Writing Algiers
University Club 803 State St., Madison, Wisconsin 53703
press release:
Until the early 16th century, Algiers was a modest port city, but from then on became one of the most important urban centers of the early modern Mediterranean. At least until the early 18th century, European writers obsessively focused on the city as the epitome of the Maghrib, not to mention the scourge of Christianity. Algiers was regarded as the most important of Muslim “corsair” cities and, with the possible exception of Istanbul, was also by far the most diverse city in the Mediterranean world, with some 75% of the population – Jews, sub-Saharan Africans, Turks, ex-European “renegades”, Spanish Muslim exiles, etc. – coming from elsewhere. Algiers had to reinvent itself politically, socially, religiously. While Turkish, Arabic and a great many other languages were spoken there, Algiers was the most important crucible for generating the only language spoken throughout the Mediterranean world, the lingua franca. In the account of his own captivity, the Belgian Emanuel d’Aranda says that “there is no better university than a prison in Algiers to teach people how to live.” Long before him, Miguel de Cervantes, five years a slave in Algiers and often considered the first modern novelist, expanded his concept of humanity far beyond what he had known before, and for the rest of his life wrote novels and plays about the Mediterranean, with Algiers figuring as the most important city in all of his works. A great number of texts in many genres were written about Algiers (histories, biographies and autobiographies, captives’ tales, novels, plays, poems, etc.). Among other questions, I’m interested in exploring how different kinds of slavery coincided in Algiers, how the vast numbers of religious converts to Islam adapted to life in Algiers, what cosmopolitanism might mean in this context, as well as in mapping out the genealogy of texts in various languages.
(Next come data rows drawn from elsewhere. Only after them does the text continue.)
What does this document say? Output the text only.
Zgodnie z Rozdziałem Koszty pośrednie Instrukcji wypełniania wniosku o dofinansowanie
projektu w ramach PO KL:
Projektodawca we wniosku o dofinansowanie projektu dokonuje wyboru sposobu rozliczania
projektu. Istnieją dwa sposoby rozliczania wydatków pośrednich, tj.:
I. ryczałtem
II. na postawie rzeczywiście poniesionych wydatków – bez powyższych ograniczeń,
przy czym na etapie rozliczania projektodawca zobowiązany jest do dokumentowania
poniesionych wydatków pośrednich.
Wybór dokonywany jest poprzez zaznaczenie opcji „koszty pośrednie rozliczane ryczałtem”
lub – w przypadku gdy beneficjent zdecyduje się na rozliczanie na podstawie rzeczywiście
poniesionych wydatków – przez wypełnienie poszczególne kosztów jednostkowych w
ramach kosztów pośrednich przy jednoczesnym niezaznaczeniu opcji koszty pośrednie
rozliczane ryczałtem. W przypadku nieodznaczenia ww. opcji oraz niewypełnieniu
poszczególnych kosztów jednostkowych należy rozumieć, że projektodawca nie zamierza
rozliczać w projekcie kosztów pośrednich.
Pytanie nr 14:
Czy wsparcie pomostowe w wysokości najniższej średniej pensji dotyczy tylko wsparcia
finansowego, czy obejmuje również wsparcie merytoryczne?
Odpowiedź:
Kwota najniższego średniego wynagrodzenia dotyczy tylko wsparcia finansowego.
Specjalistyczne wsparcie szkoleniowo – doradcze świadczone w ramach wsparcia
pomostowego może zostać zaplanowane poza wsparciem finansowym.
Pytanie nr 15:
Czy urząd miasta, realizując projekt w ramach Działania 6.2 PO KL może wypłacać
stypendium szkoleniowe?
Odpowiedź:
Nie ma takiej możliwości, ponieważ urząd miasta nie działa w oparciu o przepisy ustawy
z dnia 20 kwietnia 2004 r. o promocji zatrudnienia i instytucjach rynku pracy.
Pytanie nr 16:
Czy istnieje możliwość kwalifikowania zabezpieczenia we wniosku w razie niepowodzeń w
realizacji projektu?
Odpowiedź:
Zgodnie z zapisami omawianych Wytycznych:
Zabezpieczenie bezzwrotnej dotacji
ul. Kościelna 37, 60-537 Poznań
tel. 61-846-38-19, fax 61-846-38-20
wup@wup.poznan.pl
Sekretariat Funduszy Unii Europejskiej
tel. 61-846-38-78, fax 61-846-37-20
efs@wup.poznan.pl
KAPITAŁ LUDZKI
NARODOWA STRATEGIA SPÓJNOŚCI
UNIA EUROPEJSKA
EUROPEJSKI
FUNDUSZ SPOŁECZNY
Steven Hutchinson is a professor of Spanish at UW–Madison. He received his doctorate in Comparative Literature at the University of Chicago, and works primarily on Spanish literature of the 16th and 17th centuries. He is author of Cervantine Journeys, which delves into the relations between narrative and travel, and Economía ética en Cervantes, which posits the notion of ethical economy in human relations through systems of value, “debts” and “payments”. He has also published some sixty essays in journals and edited volumes on poetics, rhetoric, genre, emotion, ideology, gender, eroticism, religion, conversion, captivity, martyrdom, modes of mutual understanding, etc. He recently co-edited a multidisciplnary volume entitled Cervantes and the Mediterranean, and has finished a book manuscript entitled Writing the Early Modern Mediterranean, which draws on a wide variety of sources from different languages and engages with how writers represented the Mediterranean world of that era. His awards include a Fulbright Research Fellowship in Madrid and fellowships at the IRH. He is president of the Cervantes Society of America.
(Refreshments offered in Room 211 at approximately 3:15 PM.)